Sucção– o bebé abre a boca e suga, seja o mamilo da mãe, sejam os dedos. É um reflexo fundamental, que nunca se perde e volta em força quando a pessoa envelhece muito ou tem um AVC.
Pontos cardeais – ao tocar em qualquer região em torno da boca, o bebé vira o rosto para o lado estimulado. É um reflexo que desaparece por volta do segundo mês, quando o reflexo da sucção passa a ser voluntário. Com frequência, as mães, durante a mamada, fazem cociguinhas na bochecha do bebé que não está encostada ao peito e o bebé volta a cabeça, perdendo o mamilo e ficando muito zangado.
Preensão palmar e plantar – o recém-nascido agarra o dedo da mãe com força. A força é tal que se consegue (caso para dizer, no entanto: «não tentem isto em vossas casas») elevar o bebé só com o dedo. Este reflexo ocorre nas mãos e nos pés. O das mãos costuma desaparecer por volta do terceiro mês. O do pés continua até cerca do sétimo ou oitavo mês. Para o contrariar basta pressionar nas costas das mãos ou no dorso dos pés.
Reflexo tónico-cervical – com o bebé deitado, o médico gira a cabeça do bebé para o lado, e a criança tende a estender o braço do lado para onde está virado e a dobrar o outro. É também chamado o reflexo do esgrimista. Costuma desaparecer durante o terceiro mês.

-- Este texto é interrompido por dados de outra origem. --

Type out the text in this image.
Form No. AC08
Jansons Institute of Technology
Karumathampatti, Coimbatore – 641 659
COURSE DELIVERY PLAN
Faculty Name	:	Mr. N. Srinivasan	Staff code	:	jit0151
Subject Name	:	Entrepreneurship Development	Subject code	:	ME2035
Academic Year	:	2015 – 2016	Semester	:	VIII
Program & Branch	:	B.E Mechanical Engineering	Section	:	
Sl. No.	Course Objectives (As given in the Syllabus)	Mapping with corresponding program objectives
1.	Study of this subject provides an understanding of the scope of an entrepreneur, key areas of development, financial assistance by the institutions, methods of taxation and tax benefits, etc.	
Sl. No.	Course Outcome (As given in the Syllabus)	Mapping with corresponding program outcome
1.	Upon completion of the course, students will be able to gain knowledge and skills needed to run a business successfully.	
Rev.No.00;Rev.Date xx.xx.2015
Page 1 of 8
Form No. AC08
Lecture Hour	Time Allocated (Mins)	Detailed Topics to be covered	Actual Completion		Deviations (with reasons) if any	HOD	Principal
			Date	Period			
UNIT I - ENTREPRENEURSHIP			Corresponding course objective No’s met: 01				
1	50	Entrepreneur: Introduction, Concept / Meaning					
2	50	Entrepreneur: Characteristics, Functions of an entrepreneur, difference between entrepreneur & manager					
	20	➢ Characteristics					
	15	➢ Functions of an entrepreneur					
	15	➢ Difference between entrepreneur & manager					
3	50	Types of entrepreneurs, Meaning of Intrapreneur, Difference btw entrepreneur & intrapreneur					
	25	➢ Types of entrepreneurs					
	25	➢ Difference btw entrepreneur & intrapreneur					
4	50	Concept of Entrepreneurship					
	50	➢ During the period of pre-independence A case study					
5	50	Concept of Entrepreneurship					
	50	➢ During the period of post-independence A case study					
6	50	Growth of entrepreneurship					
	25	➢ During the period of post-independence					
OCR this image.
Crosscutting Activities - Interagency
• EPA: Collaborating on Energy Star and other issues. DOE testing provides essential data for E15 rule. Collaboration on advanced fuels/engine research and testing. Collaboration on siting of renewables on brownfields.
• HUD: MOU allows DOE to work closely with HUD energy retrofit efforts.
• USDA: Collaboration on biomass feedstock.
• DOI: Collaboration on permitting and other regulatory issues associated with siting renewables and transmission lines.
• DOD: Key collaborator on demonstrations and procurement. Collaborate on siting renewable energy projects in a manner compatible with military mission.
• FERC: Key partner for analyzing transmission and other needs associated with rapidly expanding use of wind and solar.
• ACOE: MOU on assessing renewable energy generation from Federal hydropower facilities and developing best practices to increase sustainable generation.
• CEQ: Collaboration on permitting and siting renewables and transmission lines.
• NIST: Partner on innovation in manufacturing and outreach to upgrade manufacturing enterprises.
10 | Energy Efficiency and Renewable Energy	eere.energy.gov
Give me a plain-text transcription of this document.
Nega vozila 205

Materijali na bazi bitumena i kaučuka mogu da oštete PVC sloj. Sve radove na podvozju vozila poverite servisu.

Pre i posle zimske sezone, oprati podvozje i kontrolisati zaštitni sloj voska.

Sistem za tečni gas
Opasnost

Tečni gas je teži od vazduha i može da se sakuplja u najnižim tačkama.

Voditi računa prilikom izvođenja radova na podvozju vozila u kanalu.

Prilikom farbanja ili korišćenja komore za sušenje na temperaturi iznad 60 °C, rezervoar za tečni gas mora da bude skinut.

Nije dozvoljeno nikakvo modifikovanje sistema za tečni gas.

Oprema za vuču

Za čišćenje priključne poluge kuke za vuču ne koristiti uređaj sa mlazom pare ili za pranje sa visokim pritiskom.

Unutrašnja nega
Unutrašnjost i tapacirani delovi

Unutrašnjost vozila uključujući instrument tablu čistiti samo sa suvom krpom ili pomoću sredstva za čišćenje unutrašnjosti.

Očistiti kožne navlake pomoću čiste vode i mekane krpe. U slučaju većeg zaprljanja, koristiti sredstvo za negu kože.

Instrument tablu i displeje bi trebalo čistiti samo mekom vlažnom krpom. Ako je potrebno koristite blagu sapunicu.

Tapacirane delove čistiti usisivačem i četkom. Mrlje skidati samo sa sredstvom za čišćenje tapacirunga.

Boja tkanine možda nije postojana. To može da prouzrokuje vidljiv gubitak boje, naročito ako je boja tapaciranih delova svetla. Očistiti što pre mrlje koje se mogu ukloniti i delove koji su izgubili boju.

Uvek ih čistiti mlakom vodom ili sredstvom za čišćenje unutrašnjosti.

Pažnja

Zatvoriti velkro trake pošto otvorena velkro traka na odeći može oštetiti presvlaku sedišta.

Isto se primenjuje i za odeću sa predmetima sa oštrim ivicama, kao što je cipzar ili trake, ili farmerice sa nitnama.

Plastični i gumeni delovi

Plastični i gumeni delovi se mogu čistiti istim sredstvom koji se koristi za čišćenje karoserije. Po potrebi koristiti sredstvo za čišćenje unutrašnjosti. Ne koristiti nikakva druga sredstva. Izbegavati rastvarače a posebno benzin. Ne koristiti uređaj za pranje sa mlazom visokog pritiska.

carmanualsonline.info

Gatinhar – quando colocado de bruços e com apoio nas plantas dos pés, o bebé estica as pernas, como se tentasse rastejar. Desaparece por volta do quinto mês.
Reflexo de Galant – segurando o bebé de barriga para baixo, com as mãos do observado na barriga, se se percorrer os dedos pelos lados do tronco, na zona dos rins, paralelamente à coluna vertebral, o corpo curva-se para esse lado. Alternando, o bebé parece dançar ou dar à cauda como os peixinhos.
Reflexo de escalar – segura-se o bebé debaixo dos braços e mantemo-lo erguido com as pernas livremente suspensas. Se o aproximamos até que o peito de um dos pés toque na mesa, automaticamente levanta o pé, flecte o joelho e sobe o pé para a mesa. O que origina este movimento é o toque do peito do pé.
Reflexo plantar ou de Babinski – descoberto por Joseph Babinski, é um reflexo em que, fazendo cócegas ou arranhando o lado do pé, o dedo grande estica-se. Perde-se cerca dos dois anos e o seu regresso, na idade adulta, é sinal de doença neurológica.
Reflexo dos «olhos do boneco– rodando a cabeça de um lado para o outro, o bebé abre os olhos.